Impression d’artiste d’un quasar. Crédit : Illustration d’artiste : NOIRLab/NSF/AURA/J. da Silva
Des scientifiques ont observé les émissions de rayons X du quasar le plus brillant jamais enregistré au cours des 9 milliards d’années de l’histoire cosmique. Ce quasar, connu sous le nom de SMSS J114447.77-430859.3 ou J1144 en abrégé, fournit de nouvelles informations sur le fonctionnement interne des quasars et leur interaction avec le cosmos environnant. Les résultats sont publiés dans les Monthly Notices of the Royal Astronomical Society.
Situé dans une galaxie à environ 9,6 milliards d’années-lumière de la Terre, quelque part entre les constellations du Centaure et de l’Hydre, J1144 possède une immense luminosité, brillant 100 000 milliards de fois plus que le Soleil. La proximité de ce quasar avec la Terre, comparée à d’autres objets tout aussi lumineux, a permis aux astronomes de mieux comprendre le trou noir qui alimente le quasar et son environnement.

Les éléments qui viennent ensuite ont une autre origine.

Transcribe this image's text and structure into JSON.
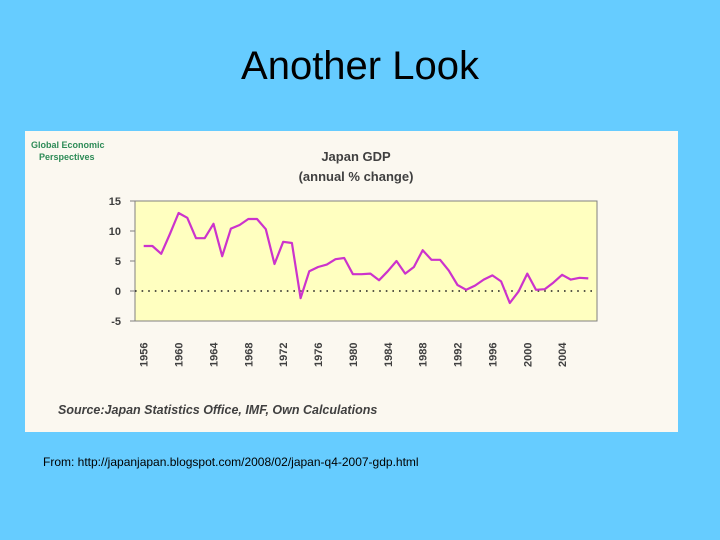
{
  "slide": {
    "title": "Another Look",
    "caption": "From: http://japanjapan.blogspot.com/2008/02/japan-q4-2007-gdp.html"
  },
  "logo": {
    "line1": "Global Economic",
    "line2": "Perspectives"
  },
  "colors": {
    "background": "#66ccff",
    "plot_area": "#ffffc0",
    "line": "#cc33cc",
    "logo_text": "#2e8b57"
  },
  "chart_data": {
    "type": "line",
    "title": "Japan GDP",
    "subtitle": "(annual % change)",
    "source": "Source:Japan Statistics Office, IMF, Own Calculations",
    "ylim": [
      -5,
      15
    ],
    "yticks": [
      "15",
      "10",
      "5",
      "0",
      "-5"
    ],
    "xlim": [
      1955,
      2008
    ],
    "xticks": [
      "1956",
      "1960",
      "1964",
      "1968",
      "1972",
      "1976",
      "1980",
      "1984",
      "1988",
      "1992",
      "1996",
      "2000",
      "2004"
    ],
    "grid": false,
    "legend": "none",
    "series": [
      {
        "x": [
          1956,
          1957,
          1958,
          1959,
          1960,
          1961,
          1962,
          1963,
          1964,
          1965,
          1966,
          1967,
          1968,
          1969,
          1970,
          1971,
          1972,
          1973,
          1974,
          1975,
          1976,
          1977,
          1978,
          1979,
          1980,
          1981,
          1982,
          1983,
          1984,
          1985,
          1986,
          1987,
          1988,
          1989,
          1990,
          1991,
          1992,
          1993,
          1994,
          1995,
          1996,
          1997,
          1998,
          1999,
          2000,
          2001,
          2002,
          2003,
          2004,
          2005,
          2006,
          2007
        ],
        "values": [
          7.5,
          7.5,
          6.2,
          9.5,
          13.0,
          12.2,
          8.8,
          8.8,
          11.2,
          5.8,
          10.4,
          11.0,
          12.0,
          12.0,
          10.3,
          4.5,
          8.2,
          8.0,
          -1.2,
          3.3,
          4.0,
          4.4,
          5.3,
          5.5,
          2.8,
          2.8,
          2.9,
          1.8,
          3.3,
          5.0,
          2.9,
          4.0,
          6.8,
          5.2,
          5.2,
          3.4,
          1.0,
          0.2,
          0.9,
          1.9,
          2.6,
          1.6,
          -2.0,
          -0.1,
          2.9,
          0.2,
          0.3,
          1.4,
          2.7,
          1.9,
          2.2,
          2.1
        ]
      }
    ]
  }
}
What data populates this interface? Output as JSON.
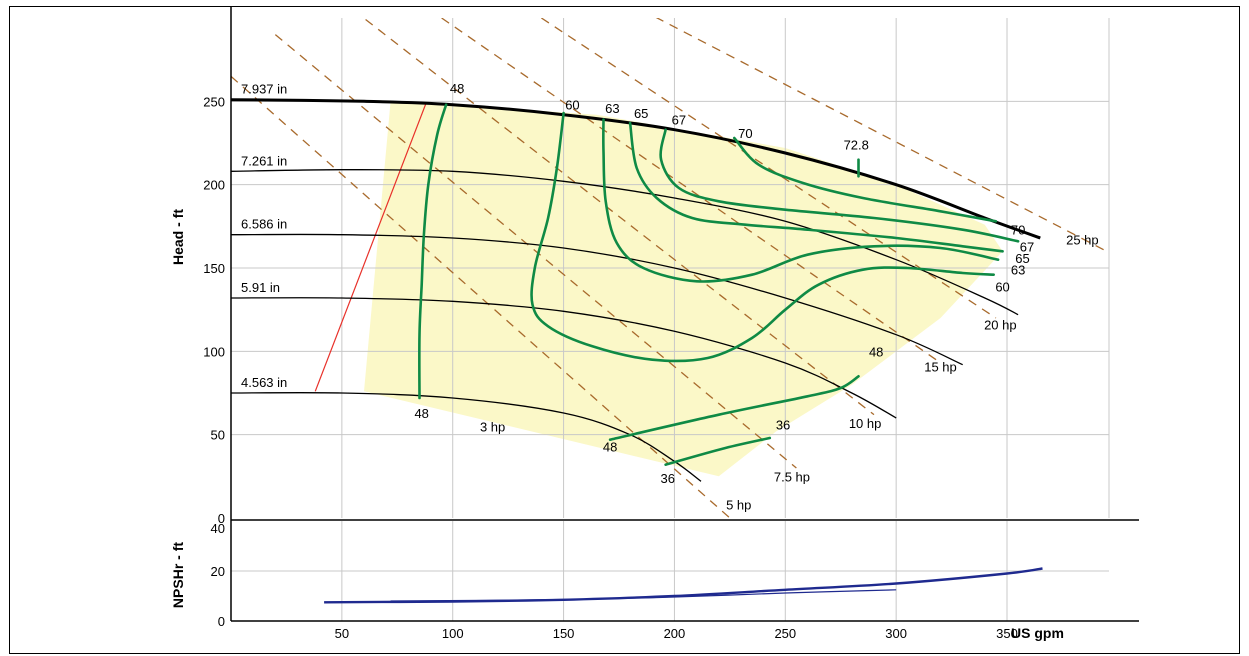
{
  "chart_data": {
    "type": "line",
    "x_unit_label": "US gpm",
    "x_ticks": [
      50,
      100,
      150,
      200,
      250,
      300,
      350
    ],
    "head_axis": {
      "label": "Head - ft",
      "ylim": [
        0,
        300
      ],
      "ticks": [
        0,
        50,
        100,
        150,
        200,
        250
      ],
      "xlim": [
        0,
        396
      ]
    },
    "npsh_axis": {
      "label": "NPSHr - ft",
      "ylim": [
        0,
        40
      ],
      "ticks": [
        0,
        20,
        40
      ]
    },
    "grid": true,
    "colors": {
      "impeller": "#000000",
      "efficiency": "#0f8a45",
      "power": "#a86a2c",
      "npsh": "#1f2a8f",
      "operating_region": "#fbf8c8",
      "limit_line": "#e8312a"
    },
    "operating_region": [
      [
        72,
        250
      ],
      [
        88,
        249
      ],
      [
        165,
        242
      ],
      [
        250,
        222
      ],
      [
        300,
        200
      ],
      [
        340,
        176
      ],
      [
        348,
        160
      ],
      [
        320,
        120
      ],
      [
        280,
        80
      ],
      [
        246,
        52
      ],
      [
        220,
        25
      ],
      [
        60,
        76
      ]
    ],
    "impeller_curves": [
      {
        "label": "7.937 in",
        "points": [
          [
            0,
            251
          ],
          [
            60,
            250
          ],
          [
            100,
            248
          ],
          [
            150,
            242
          ],
          [
            200,
            233
          ],
          [
            250,
            219
          ],
          [
            300,
            200
          ],
          [
            340,
            180
          ],
          [
            365,
            168
          ]
        ]
      },
      {
        "label": "7.261 in",
        "points": [
          [
            0,
            208
          ],
          [
            50,
            209
          ],
          [
            100,
            208
          ],
          [
            150,
            202
          ],
          [
            200,
            192
          ],
          [
            250,
            178
          ],
          [
            300,
            155
          ],
          [
            340,
            132
          ],
          [
            355,
            122
          ]
        ]
      },
      {
        "label": "6.586 in",
        "points": [
          [
            0,
            170
          ],
          [
            50,
            170
          ],
          [
            100,
            168
          ],
          [
            150,
            162
          ],
          [
            200,
            150
          ],
          [
            250,
            132
          ],
          [
            300,
            110
          ],
          [
            330,
            92
          ]
        ]
      },
      {
        "label": "5.91 in",
        "points": [
          [
            0,
            132
          ],
          [
            50,
            132
          ],
          [
            100,
            130
          ],
          [
            150,
            124
          ],
          [
            200,
            112
          ],
          [
            250,
            93
          ],
          [
            280,
            75
          ],
          [
            300,
            60
          ]
        ]
      },
      {
        "label": "4.563 in",
        "points": [
          [
            0,
            75
          ],
          [
            50,
            75
          ],
          [
            100,
            72
          ],
          [
            150,
            63
          ],
          [
            180,
            50
          ],
          [
            200,
            34
          ],
          [
            212,
            22
          ]
        ]
      }
    ],
    "efficiency_contours": [
      {
        "label": "48",
        "points": [
          [
            97,
            248
          ],
          [
            93,
            230
          ],
          [
            89,
            200
          ],
          [
            87,
            170
          ],
          [
            86,
            140
          ],
          [
            85,
            110
          ],
          [
            85,
            72
          ]
        ]
      },
      {
        "label": "60",
        "points": [
          [
            150,
            243
          ],
          [
            147,
            210
          ],
          [
            143,
            180
          ],
          [
            137,
            150
          ],
          [
            136,
            128
          ],
          [
            143,
            115
          ],
          [
            163,
            103
          ],
          [
            190,
            95
          ],
          [
            215,
            96
          ],
          [
            235,
            108
          ],
          [
            250,
            125
          ],
          [
            265,
            140
          ],
          [
            285,
            149
          ],
          [
            305,
            150
          ],
          [
            330,
            147
          ],
          [
            344,
            146
          ]
        ]
      },
      {
        "label": "63",
        "points": [
          [
            168,
            239
          ],
          [
            168,
            220
          ],
          [
            169,
            190
          ],
          [
            174,
            165
          ],
          [
            186,
            150
          ],
          [
            210,
            142
          ],
          [
            235,
            146
          ],
          [
            260,
            158
          ],
          [
            290,
            163
          ],
          [
            320,
            162
          ],
          [
            346,
            155
          ]
        ]
      },
      {
        "label": "65",
        "points": [
          [
            180,
            237
          ],
          [
            183,
            210
          ],
          [
            192,
            192
          ],
          [
            208,
            180
          ],
          [
            232,
            176
          ],
          [
            260,
            173
          ],
          [
            300,
            168
          ],
          [
            330,
            163
          ],
          [
            348,
            160
          ]
        ]
      },
      {
        "label": "67",
        "points": [
          [
            196,
            233
          ],
          [
            194,
            215
          ],
          [
            202,
            198
          ],
          [
            220,
            190
          ],
          [
            250,
            185
          ],
          [
            290,
            180
          ],
          [
            330,
            173
          ],
          [
            355,
            166
          ]
        ]
      },
      {
        "label": "70",
        "points": [
          [
            227,
            228
          ],
          [
            238,
            212
          ],
          [
            258,
            201
          ],
          [
            285,
            192
          ],
          [
            320,
            184
          ],
          [
            345,
            178
          ]
        ]
      },
      {
        "label": "72.8",
        "points": [
          [
            283,
            215
          ],
          [
            283,
            205
          ]
        ]
      },
      {
        "label": "48",
        "points": [
          [
            171,
            47
          ],
          [
            220,
            62
          ],
          [
            260,
            73
          ],
          [
            275,
            78
          ],
          [
            283,
            85
          ]
        ]
      },
      {
        "label": "36",
        "points": [
          [
            196,
            32
          ],
          [
            223,
            42
          ],
          [
            243,
            48
          ]
        ]
      }
    ],
    "power_lines": [
      {
        "label": "5 hp",
        "points": [
          [
            0,
            265
          ],
          [
            225,
            0
          ]
        ]
      },
      {
        "label": "7.5 hp",
        "points": [
          [
            20,
            290
          ],
          [
            255,
            30
          ]
        ]
      },
      {
        "label": "10 hp",
        "points": [
          [
            55,
            305
          ],
          [
            290,
            62
          ]
        ]
      },
      {
        "label": "15 hp",
        "points": [
          [
            95,
            300
          ],
          [
            318,
            95
          ]
        ]
      },
      {
        "label": "20 hp",
        "points": [
          [
            140,
            300
          ],
          [
            345,
            120
          ]
        ]
      },
      {
        "label": "25 hp",
        "points": [
          [
            185,
            305
          ],
          [
            395,
            160
          ]
        ]
      }
    ],
    "limit_line": [
      [
        38,
        76
      ],
      [
        88,
        249
      ]
    ],
    "npsh_curves": [
      {
        "points": [
          [
            42,
            7.5
          ],
          [
            100,
            7.8
          ],
          [
            150,
            8.5
          ],
          [
            200,
            10
          ],
          [
            250,
            12.5
          ],
          [
            300,
            15
          ],
          [
            350,
            19
          ],
          [
            366,
            21
          ]
        ]
      },
      {
        "points": [
          [
            72,
            8
          ],
          [
            150,
            8.6
          ],
          [
            200,
            9.6
          ],
          [
            250,
            11.2
          ],
          [
            300,
            12.5
          ]
        ]
      }
    ],
    "curve_labels": [
      {
        "text": "48",
        "x": 102,
        "y": 255
      },
      {
        "text": "60",
        "x": 154,
        "y": 245
      },
      {
        "text": "63",
        "x": 172,
        "y": 243
      },
      {
        "text": "65",
        "x": 185,
        "y": 240
      },
      {
        "text": "67",
        "x": 202,
        "y": 236
      },
      {
        "text": "70",
        "x": 232,
        "y": 228
      },
      {
        "text": "72.8",
        "x": 282,
        "y": 221
      },
      {
        "text": "70",
        "x": 355,
        "y": 170
      },
      {
        "text": "67",
        "x": 359,
        "y": 160
      },
      {
        "text": "65",
        "x": 357,
        "y": 153
      },
      {
        "text": "63",
        "x": 355,
        "y": 146
      },
      {
        "text": "60",
        "x": 348,
        "y": 136
      },
      {
        "text": "48",
        "x": 291,
        "y": 97
      },
      {
        "text": "48",
        "x": 86,
        "y": 60
      },
      {
        "text": "48",
        "x": 171,
        "y": 40
      },
      {
        "text": "36",
        "x": 249,
        "y": 53
      },
      {
        "text": "36",
        "x": 197,
        "y": 21
      },
      {
        "text": "3 hp",
        "x": 118,
        "y": 52
      },
      {
        "text": "5 hp",
        "x": 229,
        "y": 5
      },
      {
        "text": "7.5 hp",
        "x": 253,
        "y": 22
      },
      {
        "text": "10 hp",
        "x": 286,
        "y": 54
      },
      {
        "text": "15 hp",
        "x": 320,
        "y": 88
      },
      {
        "text": "20 hp",
        "x": 347,
        "y": 113
      },
      {
        "text": "25 hp",
        "x": 384,
        "y": 164
      }
    ]
  }
}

L’étude a été menée par Elias Kammoun, chercheur postdoctoral à l’Institut de recherche en astrophysique et planétologie (IRAP), et Zsofi Igo, candidat au doctorat à l’Institut Max Planck de physique extraterrestre (MPE).
Les quasars sont parmi les objets les plus brillants et les plus éloignés de l’univers connu. Ils sont alimentés par la chute de gaz dans un trou noir supermassif. Ils peuvent être décrits comme des noyaux actifs de galaxie (AGN) de très haute luminosité qui émettent de grandes quantités de rayonnements électromagnétiques observables dans les longueurs d’onde radio, infrarouge, visible, ultraviolet et rayons X. J1144 a été observée pour la première fois dans les longueurs d’onde visibles en 2022 par le SkyMapper Southern Survey (SMSS).
Pour cette étude, les chercheurs ont combiné les observations de plusieurs observatoires spatiaux : l’instrument eROSITA à bord de l’observatoire Spectrum-Roentgen-Gamma (SRG), l’observatoire XMM-Newton de l’ESA, le Nuclear Spectroscopic Telescope Array (NuSTAR) de la NASA et l’observatoire Neil Gehrels Swift de la NASA.
L’équipe a utilisé les données des quatre observatoires pour mesurer la température des rayons X émis par le quasar. Cette température est d’environ 350 millions de kelvins, soit plus de 60 000 fois la température à la surface du Soleil. L’équipe a également constaté que la masse du trou noir au centre du quasar est d’environ 10 milliards de fois la masse du Soleil, et que son taux de croissance est de l’ordre de 100 masses solaires par an.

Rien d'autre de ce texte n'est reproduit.